Now is probably a good time to mention that this all happened almost five years ago. Principal photography took place in October and November of 2017, with some pickups shot in May of 2018.
“Adam and I took the film to AFM [the American Film Market] in 2018,” Beaudet says, “and we got three offers, but we thought we could do better so we turned them down. In 2019 we were still making tweaks to the film and shopping it around on our own. And then COVID hit, and everything was dead in the water. I was sure the whole thing was done for. Then in 2021 we got a bite from Mutiny Pictures. So after we signed the contract with them, I begged for some more time to make some final edits, and at the last minute I had a whole new score written by Jason Wells.”
After years of nightmares, delays, reshoots, and pandemic shutdowns, Beaudet was understandably disenchanted at times by the whole process.

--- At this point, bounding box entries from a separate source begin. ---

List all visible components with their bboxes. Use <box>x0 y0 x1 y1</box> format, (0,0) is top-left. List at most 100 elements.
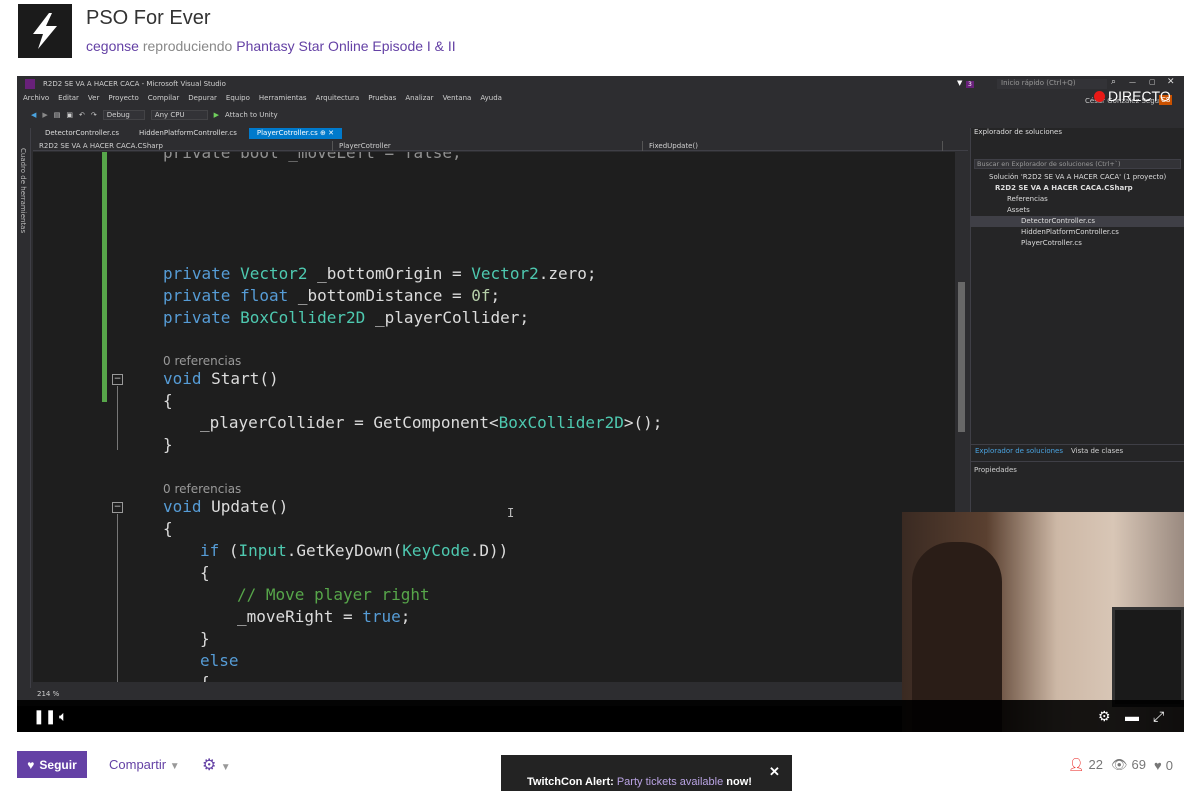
code-keyword: true <box>362 607 401 626</box>
tree-item-detector[interactable]: DetectorController.cs <box>971 216 1184 227</box>
new-file-icon[interactable]: ▤ <box>54 111 61 119</box>
settings-gear-icon[interactable]: ⚙ <box>1098 708 1111 725</box>
close-window-button[interactable]: ✕ <box>1167 77 1175 87</box>
game-link[interactable]: Phantasy Star Online Episode I & II <box>236 38 455 54</box>
playing-label: reproduciendo <box>142 38 233 54</box>
save-icon[interactable]: ▣ <box>66 111 73 119</box>
tab-player-controller[interactable]: PlayerCotroller.cs ⊕ ✕ <box>248 128 342 139</box>
redo-icon[interactable]: ↷ <box>91 111 97 119</box>
toolbox-bar[interactable]: Cuadro de herramientas <box>17 128 31 688</box>
chevron-down-icon: ▼ <box>169 761 180 772</box>
close-icon[interactable]: ✕ <box>769 764 780 780</box>
explorer-tabs: Explorador de soluciones Vista de clases <box>971 444 1184 456</box>
code-text: _moveRight = <box>237 607 363 626</box>
tree-item-player[interactable]: PlayerCotroller.cs <box>971 238 1184 249</box>
collapse-update-icon[interactable]: − <box>112 502 123 513</box>
lightning-bolt-icon <box>33 13 57 49</box>
tab-hidden-platform-controller[interactable]: HiddenPlatformController.cs <box>131 128 245 139</box>
share-button[interactable]: Compartir ▼ <box>109 757 180 772</box>
options-gear-button[interactable]: ⚙ ▼ <box>202 755 231 775</box>
code-line: } <box>163 435 173 454</box>
streamer-link[interactable]: cegonse <box>86 38 139 54</box>
menu-editar[interactable]: Editar <box>58 94 79 106</box>
quick-launch-search-icon[interactable]: ⌕ <box>1111 77 1116 87</box>
code-type: Vector2 <box>240 264 308 283</box>
maximize-button[interactable]: ▢ <box>1149 78 1156 86</box>
video-player[interactable]: R2D2 SE VA A HACER CACA - Microsoft Visu… <box>17 76 1184 732</box>
menu-ayuda[interactable]: Ayuda <box>480 94 502 106</box>
solution-search-input[interactable]: Buscar en Explorador de soluciones (Ctrl… <box>974 159 1181 169</box>
toolbox-label: Cuadro de herramientas <box>19 148 27 234</box>
menu-archivo[interactable]: Archivo <box>23 94 49 106</box>
tree-item-hidden-platform[interactable]: HiddenPlatformController.cs <box>971 227 1184 238</box>
code-keyword: if <box>200 541 220 560</box>
volume-icon[interactable]: 🔈︎ <box>59 708 67 725</box>
menu-ventana[interactable]: Ventana <box>443 94 472 106</box>
heart-icon: ♥ <box>27 757 35 772</box>
code-keyword: private <box>163 286 231 305</box>
code-type: BoxCollider2D <box>240 308 366 327</box>
code-text: .GetKeyDown( <box>286 541 403 560</box>
fullscreen-icon[interactable]: ⤢ <box>1153 708 1164 725</box>
nav-member-dropdown[interactable]: FixedUpdate() <box>643 141 943 151</box>
channel-header: PSO For Ever cegonse reproduciendo Phant… <box>0 0 1200 76</box>
menu-ver[interactable]: Ver <box>88 94 99 106</box>
code-number: 0f <box>471 286 491 305</box>
code-text: _bottomOrigin = <box>307 264 472 283</box>
tree-item-solution[interactable]: Solución 'R2D2 SE VA A HACER CACA' (1 pr… <box>971 172 1184 183</box>
zoom-level[interactable]: 214 % <box>37 690 59 698</box>
code-keyword: float <box>240 286 289 305</box>
forward-icon[interactable]: ▶ <box>42 111 47 119</box>
menu-depurar[interactable]: Depurar <box>188 94 217 106</box>
tree-item-project[interactable]: R2D2 SE VA A HACER CACA.CSharp <box>971 183 1184 194</box>
code-line: { <box>200 672 210 682</box>
theater-mode-icon[interactable]: ▬ <box>1125 708 1139 724</box>
follow-button[interactable]: ♥ Seguir <box>17 751 87 778</box>
alert-suffix: now! <box>726 776 752 788</box>
collapse-start-icon[interactable]: − <box>112 374 123 385</box>
followers-count: 0 <box>1165 757 1173 773</box>
solution-tree: Solución 'R2D2 SE VA A HACER CACA' (1 pr… <box>971 172 1184 249</box>
menu-herramientas[interactable]: Herramientas <box>259 94 307 106</box>
nav-project-dropdown[interactable]: R2D2 SE VA A HACER CACA.CSharp <box>33 141 333 151</box>
code-editor[interactable]: − − private bool _moveLeft = false; priv… <box>33 152 968 682</box>
code-line: private BoxCollider2D _playerCollider; <box>163 307 529 329</box>
attach-button[interactable]: Attach to Unity <box>225 111 278 119</box>
tab-solution-explorer[interactable]: Explorador de soluciones <box>971 445 1067 456</box>
menu-pruebas[interactable]: Pruebas <box>368 94 396 106</box>
navigation-bar: R2D2 SE VA A HACER CACA.CSharp PlayerCot… <box>33 141 968 151</box>
menu-compilar[interactable]: Compilar <box>148 94 180 106</box>
minimize-button[interactable]: — <box>1129 78 1136 86</box>
tree-item-assets[interactable]: Assets <box>971 205 1184 216</box>
code-text: private bool _moveLeft = false; <box>163 152 462 162</box>
pause-icon[interactable]: ❚❚ <box>33 708 56 725</box>
close-tab-icon[interactable]: ✕ <box>328 129 334 137</box>
vs-window-title: R2D2 SE VA A HACER CACA - Microsoft Visu… <box>43 80 226 88</box>
channel-stats: 👤︎ 22 👁︎ 69 ♥ 0 <box>1068 757 1173 773</box>
filter-icon[interactable]: ▼ <box>957 79 962 87</box>
play-icon[interactable]: ▶ <box>214 111 219 119</box>
quick-launch-input[interactable]: Inicio rápido (Ctrl+Q) <box>997 79 1107 89</box>
alert-text: TwitchCon Alert: Party tickets available… <box>527 776 752 788</box>
code-keyword: else <box>200 651 239 670</box>
alert-link[interactable]: Party tickets available <box>617 776 723 788</box>
menu-equipo[interactable]: Equipo <box>226 94 250 106</box>
editor-horizontal-scrollbar[interactable]: 214 % <box>33 688 968 700</box>
code-line: { <box>163 519 173 538</box>
tree-item-references[interactable]: Referencias <box>971 194 1184 205</box>
menu-proyecto[interactable]: Proyecto <box>108 94 138 106</box>
nav-class-dropdown[interactable]: PlayerCotroller <box>333 141 643 151</box>
scroll-thumb[interactable] <box>958 282 965 432</box>
code-text: >(); <box>623 413 663 432</box>
menu-analizar[interactable]: Analizar <box>405 94 433 106</box>
platform-select[interactable]: Any CPU <box>150 110 208 120</box>
channel-avatar[interactable] <box>18 4 72 58</box>
pin-icon[interactable]: ⊕ <box>320 129 326 137</box>
code-line: void Start() <box>163 368 279 390</box>
tab-class-view[interactable]: Vista de clases <box>1067 445 1127 456</box>
menu-arquitectura[interactable]: Arquitectura <box>316 94 360 106</box>
config-select[interactable]: Debug <box>102 110 145 120</box>
back-icon[interactable]: ◀ <box>31 111 36 119</box>
undo-icon[interactable]: ↶ <box>79 111 85 119</box>
tab-detector-controller[interactable]: DetectorController.cs <box>37 128 127 139</box>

But having that much time allowed him to make most of the changes he felt were needed, and to make Losing Addison the best movie it could be. Mutiny Pictures released it last month to various video-on-demand platforms, and now it will see the light of day for Portland audiences.
If nothing else, Beaudet can say he has directed a feature film that has been commercially released, which is no easy feat. As he says, “I have the battle scars to prove it, and the therapy bills!”
***
(“Losing Addison” screens at 7:30 p.m. on Thursday, July 21, at the Hollywood Theatre.)